17時43分の開場まで、多くの報道陣が並んだ


 開始2時間前に記者会見が行われる施設に到着すると、すでに数社のメディアが到着していた。テレビやスチールカメラマンは「好位置」をキープするために、早くも入口付近で列を作っている。

 9月24日に配布された学校からの取材要綱によると、同場所で別の催し物があるため、開場は17時45分と通達されていた。予定よりも会場設営が早まり、17時43分から報道受付がスタート。「腕章、ネームプレート、名刺、証明書」等の提示が義務付けられている厳戒態勢。大げさだが、「報道関係者」以外の入場を取り締まる上での措置だ。

 会場内はアリーナスペースであり、何もない。開場と同時に報道陣が総出で、イスを並べる作業が始まった。開会5分前、ようやく記者会見の場が整った。

受付での風景


 今春の沿岸南地区予選前の4月29日にも、同場所で共同記者会見が行われたが、テレビカメラ6台に報道陣約30人。正直、もっと多くのマスコミが集まるのかと思っていただけに「拍子抜け」だったのを覚えている。しかし、今回は30社79人。やはり、ドラフトともなると各社の反応も変わってくるのだ。

 定刻から5分遅れ、18時5分から記者会見が始まった。

 まずは学校側から会見に関する留意点の説明があった。気になる点があった。前回、4月29日は会見を前に、学校側から「注意事項」。それは、プライベートに関しての質問は禁止だった。野球以外のことを聞いてはいけないという「規制線」が張られた。佐々木は小学3年時、2011年3月11日の東日本大震災で被災した過去がある。今回に始まったことではなく、その部分には学校サイドとしても、神経質になっていたのである。しかし、今回はそういった通達はなかった。つまり、何を聞いても良いのである。

50社79人の報道陣が集結。テレビはハンディタイプを含めて13台が並んだ受付での風景


 まずは、吉田祥校長からあいさつ。そして登壇者の紹介。登壇したのは佐々木、同校の吉田校長、野球部・國保陽平監督、野球部・吉田小百合部長の4人であった。

 そして、ついに、佐々木の口から進路表明。

「本日は私のために、お集まりいただき、ありがとうございます。今日の午前中にプロ志望届を受理していただいたことをご報告いたします。本日はよろしくお願いいたします」

 15秒にわたって、決意を述べている。

 次にENG(テレビ)による質疑応答。幹事社が質問をし、その後、各社から質問が投げかけられた。計10分。
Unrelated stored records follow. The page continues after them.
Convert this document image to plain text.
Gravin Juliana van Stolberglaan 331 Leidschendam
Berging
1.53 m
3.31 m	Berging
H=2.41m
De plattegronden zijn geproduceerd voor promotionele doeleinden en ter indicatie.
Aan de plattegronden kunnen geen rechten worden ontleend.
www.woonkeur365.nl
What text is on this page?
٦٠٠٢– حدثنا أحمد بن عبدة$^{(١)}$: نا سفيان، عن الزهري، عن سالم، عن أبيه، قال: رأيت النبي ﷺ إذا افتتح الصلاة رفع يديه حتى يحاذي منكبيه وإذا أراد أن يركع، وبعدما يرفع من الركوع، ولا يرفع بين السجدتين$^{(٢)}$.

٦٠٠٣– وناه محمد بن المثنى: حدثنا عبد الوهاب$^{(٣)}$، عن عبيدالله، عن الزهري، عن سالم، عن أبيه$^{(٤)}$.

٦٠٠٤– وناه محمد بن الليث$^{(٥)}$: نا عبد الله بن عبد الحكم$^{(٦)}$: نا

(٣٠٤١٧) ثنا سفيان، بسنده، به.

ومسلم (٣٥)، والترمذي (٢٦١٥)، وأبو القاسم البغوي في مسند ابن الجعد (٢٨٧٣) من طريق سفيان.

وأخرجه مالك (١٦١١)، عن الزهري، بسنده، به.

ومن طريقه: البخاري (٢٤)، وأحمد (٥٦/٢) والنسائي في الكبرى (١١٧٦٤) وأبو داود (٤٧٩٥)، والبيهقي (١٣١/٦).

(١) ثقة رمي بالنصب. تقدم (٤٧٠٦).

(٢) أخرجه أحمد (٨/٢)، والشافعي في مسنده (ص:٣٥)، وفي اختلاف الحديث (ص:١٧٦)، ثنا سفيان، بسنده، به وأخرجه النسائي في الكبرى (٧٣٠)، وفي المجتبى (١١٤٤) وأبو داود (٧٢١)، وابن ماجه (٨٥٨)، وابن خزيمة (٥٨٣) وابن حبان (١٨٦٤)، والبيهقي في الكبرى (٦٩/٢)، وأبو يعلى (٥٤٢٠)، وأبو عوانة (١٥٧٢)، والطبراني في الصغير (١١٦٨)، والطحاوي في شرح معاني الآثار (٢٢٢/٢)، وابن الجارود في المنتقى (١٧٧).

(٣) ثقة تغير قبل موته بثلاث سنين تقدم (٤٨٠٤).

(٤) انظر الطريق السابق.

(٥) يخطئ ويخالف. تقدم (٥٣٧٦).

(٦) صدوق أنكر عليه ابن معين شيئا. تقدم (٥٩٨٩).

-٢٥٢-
 次にペン取材。幹事社、各社から質問があり、こちらもちょうど10分で終了した。記者会見後の「囲み取材」(記者が取り囲んでの立ち話)は一切なし。これまであまり、触れることのできなかった震災に関する質問に対しても、佐々木はこう毅然と答えている。

「被災したときに、たくさんの方々に支援していただいたので、その恩返しをできたらと思います」

 覚悟を決めた。

「大船渡の代表として、気仙地区だったり、あるいは、岩手の代表として頑張っていきたいなと思っています」

 唯一、プロへの意志表明を口にした。

「プロに入ったら、タイトルがあると思うんですけど、それをすべて取れるようなピッチャーになりたいと思っています」

 一連の会見が終わると、写真撮影の時間は5分。やや恥ずかしそうな表情で、佐々木はカメラマンのポーズの要望に応じた。

 18時35分。事前のスケジュールどおり、ちょうど30分で記者会見は終了した。昨年は会見後、金足農高・中泉一豊監督は数分の囲み取材に対応しているが、今回の國保監督は応じることなく、佐々木とともに会見場を後にした。

 運命の日を前にして、佐々木が公の場に出てくるのは、この日が最後。10月17日のドラフト当日まで、佐々木がメディアの前で口を開くことはない。果たして「令和の怪物」には何球団が重複するのか。そして、何を発信するのか――。興味は尽きないところだ。